A Clinical Outline of Temporomandibular Joint Diagnosis and Treatment, by Dr. William B. Farrar and Dr. William L. McCarty examines in detail the necessity for various range of motion measurements and is suggested reading.

TMJ Treatment / Restorative

Surgical procedures and/or an orthopedic repositioning appliance were provided to reposition the mandible, relieve muscle pain, edema, nerve impingement and recapture the displaced articular disc.

Restorative procedures are necessary to complete orthopedic stability of the mandible and maintain the current jaw position. A specific court ruling regarding insurance cases states:

Goss v. Medical Service of the District of Columbia, DC Court of Appeals, No. 81 1276, 13 June 1983.

The medical insurer’s position was that restorative bridge work is considered dentistry.
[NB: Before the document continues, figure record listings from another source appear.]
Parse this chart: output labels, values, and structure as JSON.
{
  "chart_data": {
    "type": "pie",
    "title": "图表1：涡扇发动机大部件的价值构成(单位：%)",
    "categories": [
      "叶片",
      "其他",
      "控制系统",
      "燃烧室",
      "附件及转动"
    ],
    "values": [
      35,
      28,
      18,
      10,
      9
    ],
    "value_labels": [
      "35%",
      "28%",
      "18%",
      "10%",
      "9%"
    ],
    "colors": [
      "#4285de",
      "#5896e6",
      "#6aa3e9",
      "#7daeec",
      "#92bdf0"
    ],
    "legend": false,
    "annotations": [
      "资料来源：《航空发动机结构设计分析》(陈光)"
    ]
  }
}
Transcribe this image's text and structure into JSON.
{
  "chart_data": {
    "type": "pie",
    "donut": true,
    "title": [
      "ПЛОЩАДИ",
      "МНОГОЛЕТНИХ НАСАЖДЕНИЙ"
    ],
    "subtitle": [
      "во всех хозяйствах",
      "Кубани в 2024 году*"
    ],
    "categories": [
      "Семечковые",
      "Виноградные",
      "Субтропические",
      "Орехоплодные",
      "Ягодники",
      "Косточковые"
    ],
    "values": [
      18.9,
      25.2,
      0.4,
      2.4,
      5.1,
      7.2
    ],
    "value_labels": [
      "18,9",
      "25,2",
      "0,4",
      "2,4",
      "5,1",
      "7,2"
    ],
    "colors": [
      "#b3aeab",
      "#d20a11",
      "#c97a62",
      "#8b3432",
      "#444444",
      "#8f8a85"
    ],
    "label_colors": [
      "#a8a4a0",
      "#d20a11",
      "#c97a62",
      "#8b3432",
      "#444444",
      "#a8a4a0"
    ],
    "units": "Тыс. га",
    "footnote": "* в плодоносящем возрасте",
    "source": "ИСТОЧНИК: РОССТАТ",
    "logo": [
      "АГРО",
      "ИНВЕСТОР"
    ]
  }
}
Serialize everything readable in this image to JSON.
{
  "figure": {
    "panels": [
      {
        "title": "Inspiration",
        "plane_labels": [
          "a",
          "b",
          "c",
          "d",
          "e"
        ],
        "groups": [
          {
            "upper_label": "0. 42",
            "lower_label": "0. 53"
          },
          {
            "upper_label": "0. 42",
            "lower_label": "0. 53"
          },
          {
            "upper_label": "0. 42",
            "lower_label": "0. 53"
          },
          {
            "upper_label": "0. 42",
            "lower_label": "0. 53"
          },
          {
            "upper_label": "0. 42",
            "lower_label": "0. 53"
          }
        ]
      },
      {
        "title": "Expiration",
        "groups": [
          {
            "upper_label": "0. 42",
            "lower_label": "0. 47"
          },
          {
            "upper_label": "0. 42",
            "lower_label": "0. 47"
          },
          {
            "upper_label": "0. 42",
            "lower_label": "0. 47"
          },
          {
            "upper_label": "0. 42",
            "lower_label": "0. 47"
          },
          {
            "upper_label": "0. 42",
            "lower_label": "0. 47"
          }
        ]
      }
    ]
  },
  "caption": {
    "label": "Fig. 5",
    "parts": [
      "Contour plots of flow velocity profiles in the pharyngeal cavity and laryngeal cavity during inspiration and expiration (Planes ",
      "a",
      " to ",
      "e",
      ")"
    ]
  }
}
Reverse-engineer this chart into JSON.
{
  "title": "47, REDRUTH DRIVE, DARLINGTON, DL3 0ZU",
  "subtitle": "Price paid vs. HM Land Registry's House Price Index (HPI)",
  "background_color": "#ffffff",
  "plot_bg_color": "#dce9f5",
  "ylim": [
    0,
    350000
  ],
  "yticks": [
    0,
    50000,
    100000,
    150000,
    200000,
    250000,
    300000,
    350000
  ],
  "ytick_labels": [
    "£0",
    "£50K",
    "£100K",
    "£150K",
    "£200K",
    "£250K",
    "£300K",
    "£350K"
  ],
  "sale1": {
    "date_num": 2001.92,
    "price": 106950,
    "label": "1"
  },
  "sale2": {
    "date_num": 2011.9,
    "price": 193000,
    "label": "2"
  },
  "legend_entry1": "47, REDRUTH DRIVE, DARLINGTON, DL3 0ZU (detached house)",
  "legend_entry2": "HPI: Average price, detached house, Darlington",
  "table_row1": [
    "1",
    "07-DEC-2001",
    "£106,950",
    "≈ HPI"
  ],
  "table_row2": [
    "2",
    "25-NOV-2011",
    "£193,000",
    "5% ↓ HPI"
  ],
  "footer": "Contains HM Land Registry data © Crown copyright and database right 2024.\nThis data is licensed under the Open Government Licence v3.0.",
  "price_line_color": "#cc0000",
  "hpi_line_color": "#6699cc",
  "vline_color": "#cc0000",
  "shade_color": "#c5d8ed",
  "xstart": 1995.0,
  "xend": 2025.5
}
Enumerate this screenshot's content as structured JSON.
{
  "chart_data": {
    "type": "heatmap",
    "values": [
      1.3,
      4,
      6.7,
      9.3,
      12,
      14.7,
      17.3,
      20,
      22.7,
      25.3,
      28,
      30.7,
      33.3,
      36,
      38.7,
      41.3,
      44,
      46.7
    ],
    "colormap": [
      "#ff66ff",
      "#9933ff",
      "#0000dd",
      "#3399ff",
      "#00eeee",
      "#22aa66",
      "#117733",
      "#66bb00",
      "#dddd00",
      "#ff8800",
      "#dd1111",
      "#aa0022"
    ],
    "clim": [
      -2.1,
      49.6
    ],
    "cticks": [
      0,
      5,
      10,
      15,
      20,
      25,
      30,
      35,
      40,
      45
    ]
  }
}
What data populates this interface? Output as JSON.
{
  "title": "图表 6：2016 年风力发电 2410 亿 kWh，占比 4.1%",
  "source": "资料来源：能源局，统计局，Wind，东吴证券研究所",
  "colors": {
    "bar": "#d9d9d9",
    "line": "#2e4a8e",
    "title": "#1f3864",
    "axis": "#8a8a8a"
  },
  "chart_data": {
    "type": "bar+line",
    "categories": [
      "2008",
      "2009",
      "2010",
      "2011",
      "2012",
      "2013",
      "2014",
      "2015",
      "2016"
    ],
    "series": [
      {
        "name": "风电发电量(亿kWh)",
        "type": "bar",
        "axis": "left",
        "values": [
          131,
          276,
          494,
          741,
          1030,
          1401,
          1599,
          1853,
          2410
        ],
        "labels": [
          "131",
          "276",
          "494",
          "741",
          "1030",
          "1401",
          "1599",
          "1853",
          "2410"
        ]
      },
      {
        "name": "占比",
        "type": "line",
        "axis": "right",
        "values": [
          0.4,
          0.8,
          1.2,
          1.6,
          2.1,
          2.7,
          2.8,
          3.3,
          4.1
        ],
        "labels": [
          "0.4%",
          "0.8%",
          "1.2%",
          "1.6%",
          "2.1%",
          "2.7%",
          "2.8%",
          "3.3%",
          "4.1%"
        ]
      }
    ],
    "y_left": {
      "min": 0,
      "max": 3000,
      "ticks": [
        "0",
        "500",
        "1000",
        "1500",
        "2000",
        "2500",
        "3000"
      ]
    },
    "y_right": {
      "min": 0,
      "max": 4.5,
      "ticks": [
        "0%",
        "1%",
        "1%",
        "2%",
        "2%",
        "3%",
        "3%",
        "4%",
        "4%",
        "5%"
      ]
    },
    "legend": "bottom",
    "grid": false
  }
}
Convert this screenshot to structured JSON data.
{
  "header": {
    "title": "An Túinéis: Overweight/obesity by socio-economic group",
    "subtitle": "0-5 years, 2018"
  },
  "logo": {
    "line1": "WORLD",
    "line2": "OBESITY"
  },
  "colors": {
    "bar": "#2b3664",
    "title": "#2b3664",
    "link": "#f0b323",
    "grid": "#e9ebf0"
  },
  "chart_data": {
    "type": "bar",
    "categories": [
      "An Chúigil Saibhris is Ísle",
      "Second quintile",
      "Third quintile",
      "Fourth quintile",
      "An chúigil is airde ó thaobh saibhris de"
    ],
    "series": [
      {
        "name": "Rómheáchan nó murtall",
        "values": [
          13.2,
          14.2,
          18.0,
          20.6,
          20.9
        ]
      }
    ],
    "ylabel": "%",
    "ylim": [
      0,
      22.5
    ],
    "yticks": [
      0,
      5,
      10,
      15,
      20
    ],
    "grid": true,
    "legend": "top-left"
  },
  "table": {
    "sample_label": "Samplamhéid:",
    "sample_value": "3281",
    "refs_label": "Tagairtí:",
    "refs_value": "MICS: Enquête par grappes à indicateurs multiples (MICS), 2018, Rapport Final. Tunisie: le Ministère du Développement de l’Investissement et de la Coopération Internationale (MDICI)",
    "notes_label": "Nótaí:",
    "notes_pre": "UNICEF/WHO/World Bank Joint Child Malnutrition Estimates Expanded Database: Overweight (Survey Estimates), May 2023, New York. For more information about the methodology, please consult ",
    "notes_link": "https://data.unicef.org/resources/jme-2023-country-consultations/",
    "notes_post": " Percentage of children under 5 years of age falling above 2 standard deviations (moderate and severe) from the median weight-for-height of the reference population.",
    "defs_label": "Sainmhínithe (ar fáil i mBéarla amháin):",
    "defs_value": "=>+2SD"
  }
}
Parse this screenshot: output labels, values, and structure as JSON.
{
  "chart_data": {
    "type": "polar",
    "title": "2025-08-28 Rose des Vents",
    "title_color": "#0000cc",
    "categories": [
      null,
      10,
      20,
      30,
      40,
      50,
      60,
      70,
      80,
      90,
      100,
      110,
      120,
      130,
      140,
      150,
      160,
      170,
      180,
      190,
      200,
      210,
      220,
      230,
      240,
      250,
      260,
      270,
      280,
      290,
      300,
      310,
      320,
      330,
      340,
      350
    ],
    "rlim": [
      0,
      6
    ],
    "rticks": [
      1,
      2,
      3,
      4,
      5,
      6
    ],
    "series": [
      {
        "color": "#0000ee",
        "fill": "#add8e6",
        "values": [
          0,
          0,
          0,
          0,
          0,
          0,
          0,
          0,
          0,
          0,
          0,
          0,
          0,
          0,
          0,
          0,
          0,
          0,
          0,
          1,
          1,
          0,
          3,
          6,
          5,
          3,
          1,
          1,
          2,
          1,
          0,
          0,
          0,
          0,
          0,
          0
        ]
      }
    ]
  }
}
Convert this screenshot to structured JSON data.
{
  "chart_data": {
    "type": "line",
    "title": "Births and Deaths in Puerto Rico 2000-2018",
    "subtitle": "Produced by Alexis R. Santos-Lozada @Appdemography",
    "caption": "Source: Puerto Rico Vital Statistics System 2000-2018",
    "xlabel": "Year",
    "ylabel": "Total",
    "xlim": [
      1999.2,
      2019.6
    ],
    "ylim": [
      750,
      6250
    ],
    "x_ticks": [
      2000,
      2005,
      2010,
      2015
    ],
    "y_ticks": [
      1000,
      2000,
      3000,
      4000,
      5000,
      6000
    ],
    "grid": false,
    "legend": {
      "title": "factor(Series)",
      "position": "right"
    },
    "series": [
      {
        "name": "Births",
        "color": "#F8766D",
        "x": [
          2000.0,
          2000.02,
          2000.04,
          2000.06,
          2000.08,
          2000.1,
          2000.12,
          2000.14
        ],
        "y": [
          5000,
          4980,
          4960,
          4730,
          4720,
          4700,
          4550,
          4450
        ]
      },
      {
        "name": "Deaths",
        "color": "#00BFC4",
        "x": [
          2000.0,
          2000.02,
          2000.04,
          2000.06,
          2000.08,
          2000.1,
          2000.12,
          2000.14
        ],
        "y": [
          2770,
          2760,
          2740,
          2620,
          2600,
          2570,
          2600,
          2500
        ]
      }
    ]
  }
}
The patient’s position was that the crowns were medically necessary to correct a malpositioned jaw.

Court results: “There was no need for the crown and bridge work independent of the jaw. In fact the crowns were directly related to and required by the medical condition affecting the jaw. The treatment did not treat the teeth or tooth relationship as the patient’s teeth were used only to support the devices required to stabilize the jaw position.”

A Medical Necessity

Clinical examination revealed: articular disk disorder, muscle spasm, and cephalgia.
An orthopedic jaw stabilization orthotic was placed to position the condyles in the fossa in a more true anatomical position, reduce stress to the jaw joint, increase joint space, allow remodeling of the condyle, heal retrodiscal tissue, capture the dislocated articular disc, provide proper alignment of the mandible to the skull, reduce myospasm and pain, and maintain the muscles of mastication in proper physiologic resting length.

This appliance is orthopedic and neuromuscular treatment and should be considered as a medical necessity by the insurer.